Let's not underestimate the help that a language can provide; writing interpreters for languages is almost trivial on a lisp because you can reuse pretty much every piece of machinery on a lisp for your ends. Similarly, there is an entire class of problems that is nearly trivial on prolog that is pretty difficult to get right on other languages simply because prolog makes it easy to express rules and specifications that need to be met. Just look at an implementation of a sudoku solver in prolog and compare it with some other language.
I feel that a language designed with concurrency in mind would make it much simpler to write an entire class of problems. These languages are just gaining traction, so we are yet to see bigger and more significant examples. However, the "ants.clj" demo that Rich Hickey has written in Clojure, and some of the erlang demos in Joe Armstrong's book have made me a believer.
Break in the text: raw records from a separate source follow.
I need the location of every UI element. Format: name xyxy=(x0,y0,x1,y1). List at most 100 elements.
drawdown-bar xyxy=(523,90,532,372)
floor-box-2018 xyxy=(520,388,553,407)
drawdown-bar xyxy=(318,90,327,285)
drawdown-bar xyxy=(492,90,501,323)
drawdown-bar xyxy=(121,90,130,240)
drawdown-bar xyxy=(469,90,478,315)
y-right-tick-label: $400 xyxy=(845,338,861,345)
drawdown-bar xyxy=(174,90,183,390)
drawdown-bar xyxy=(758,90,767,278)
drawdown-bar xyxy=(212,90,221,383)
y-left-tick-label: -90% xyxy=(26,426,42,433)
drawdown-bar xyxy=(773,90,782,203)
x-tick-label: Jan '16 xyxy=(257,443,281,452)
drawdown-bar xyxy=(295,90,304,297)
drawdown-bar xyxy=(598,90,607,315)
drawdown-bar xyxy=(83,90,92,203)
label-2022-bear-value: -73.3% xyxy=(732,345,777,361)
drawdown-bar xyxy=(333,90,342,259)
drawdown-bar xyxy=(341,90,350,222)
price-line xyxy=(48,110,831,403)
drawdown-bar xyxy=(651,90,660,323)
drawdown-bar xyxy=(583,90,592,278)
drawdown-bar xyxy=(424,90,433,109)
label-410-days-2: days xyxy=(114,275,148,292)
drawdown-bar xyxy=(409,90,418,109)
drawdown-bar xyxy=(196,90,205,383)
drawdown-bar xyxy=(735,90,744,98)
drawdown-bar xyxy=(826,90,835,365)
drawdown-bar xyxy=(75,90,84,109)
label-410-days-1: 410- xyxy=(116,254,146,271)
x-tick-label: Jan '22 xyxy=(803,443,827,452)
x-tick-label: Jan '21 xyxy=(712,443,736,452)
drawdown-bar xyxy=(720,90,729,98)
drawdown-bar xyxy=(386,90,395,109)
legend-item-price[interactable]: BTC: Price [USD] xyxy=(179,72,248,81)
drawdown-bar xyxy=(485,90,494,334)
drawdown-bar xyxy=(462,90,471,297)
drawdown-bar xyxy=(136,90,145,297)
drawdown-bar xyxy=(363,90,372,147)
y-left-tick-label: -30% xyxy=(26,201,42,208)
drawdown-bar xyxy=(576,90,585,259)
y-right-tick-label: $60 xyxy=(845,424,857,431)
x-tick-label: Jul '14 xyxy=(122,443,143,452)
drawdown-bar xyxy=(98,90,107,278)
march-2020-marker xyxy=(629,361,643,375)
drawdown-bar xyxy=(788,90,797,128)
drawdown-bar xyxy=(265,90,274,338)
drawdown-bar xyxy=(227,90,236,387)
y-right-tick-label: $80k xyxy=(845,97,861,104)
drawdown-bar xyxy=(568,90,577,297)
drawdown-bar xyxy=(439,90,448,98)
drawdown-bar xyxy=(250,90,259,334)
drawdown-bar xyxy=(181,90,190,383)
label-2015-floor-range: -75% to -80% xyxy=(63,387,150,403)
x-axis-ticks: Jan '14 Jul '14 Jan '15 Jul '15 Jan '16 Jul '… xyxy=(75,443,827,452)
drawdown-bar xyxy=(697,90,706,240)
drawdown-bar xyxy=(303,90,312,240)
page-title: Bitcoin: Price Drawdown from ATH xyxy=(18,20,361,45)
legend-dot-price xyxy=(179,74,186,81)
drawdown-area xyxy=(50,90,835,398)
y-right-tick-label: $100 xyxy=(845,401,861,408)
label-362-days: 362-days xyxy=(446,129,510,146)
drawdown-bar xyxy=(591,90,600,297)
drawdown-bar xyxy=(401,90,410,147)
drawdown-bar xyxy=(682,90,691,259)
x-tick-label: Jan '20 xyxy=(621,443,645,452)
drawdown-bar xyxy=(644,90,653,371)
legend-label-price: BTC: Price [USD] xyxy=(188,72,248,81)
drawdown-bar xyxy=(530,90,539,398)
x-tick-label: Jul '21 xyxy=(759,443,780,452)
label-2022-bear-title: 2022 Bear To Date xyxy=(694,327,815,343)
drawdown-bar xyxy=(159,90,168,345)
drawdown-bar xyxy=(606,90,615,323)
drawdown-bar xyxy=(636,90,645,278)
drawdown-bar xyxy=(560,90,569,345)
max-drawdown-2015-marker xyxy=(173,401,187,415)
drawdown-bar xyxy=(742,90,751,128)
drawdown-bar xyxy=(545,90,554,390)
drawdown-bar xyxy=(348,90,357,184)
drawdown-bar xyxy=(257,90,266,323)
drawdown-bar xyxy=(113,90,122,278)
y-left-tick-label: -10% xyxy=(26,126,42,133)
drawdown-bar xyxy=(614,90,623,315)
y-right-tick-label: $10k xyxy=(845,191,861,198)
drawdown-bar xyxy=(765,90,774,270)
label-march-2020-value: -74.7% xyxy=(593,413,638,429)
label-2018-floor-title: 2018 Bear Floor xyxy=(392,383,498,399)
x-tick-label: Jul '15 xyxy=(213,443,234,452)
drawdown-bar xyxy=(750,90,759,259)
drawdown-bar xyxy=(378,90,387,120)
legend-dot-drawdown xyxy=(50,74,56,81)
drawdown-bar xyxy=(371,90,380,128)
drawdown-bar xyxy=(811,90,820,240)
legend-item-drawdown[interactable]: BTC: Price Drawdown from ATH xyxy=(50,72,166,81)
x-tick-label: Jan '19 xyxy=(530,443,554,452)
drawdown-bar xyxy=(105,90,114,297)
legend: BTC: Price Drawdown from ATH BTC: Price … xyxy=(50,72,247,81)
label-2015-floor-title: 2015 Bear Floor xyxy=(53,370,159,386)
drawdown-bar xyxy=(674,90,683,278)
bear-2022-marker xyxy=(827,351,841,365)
Sure, but for problems that can be parallelized you want a language to be able to express that parallelism. That may sound obvious, but many popular languages cannot do it. Let's not just give up on parallelism because it can't be used everywhere.
1. built-in distribution (i.e. Erlang distributed RPC)
2. bit-syntax
3. light-weight processes
4. pattern-matching
I'm sharing one of the lessons we learned building our own programming language. I love how many language designers there are on HN!
We're working on an invite system, so everyone can benefit from Skynet! Skynet is better when you use it with others, so the invites will work for groups of friends.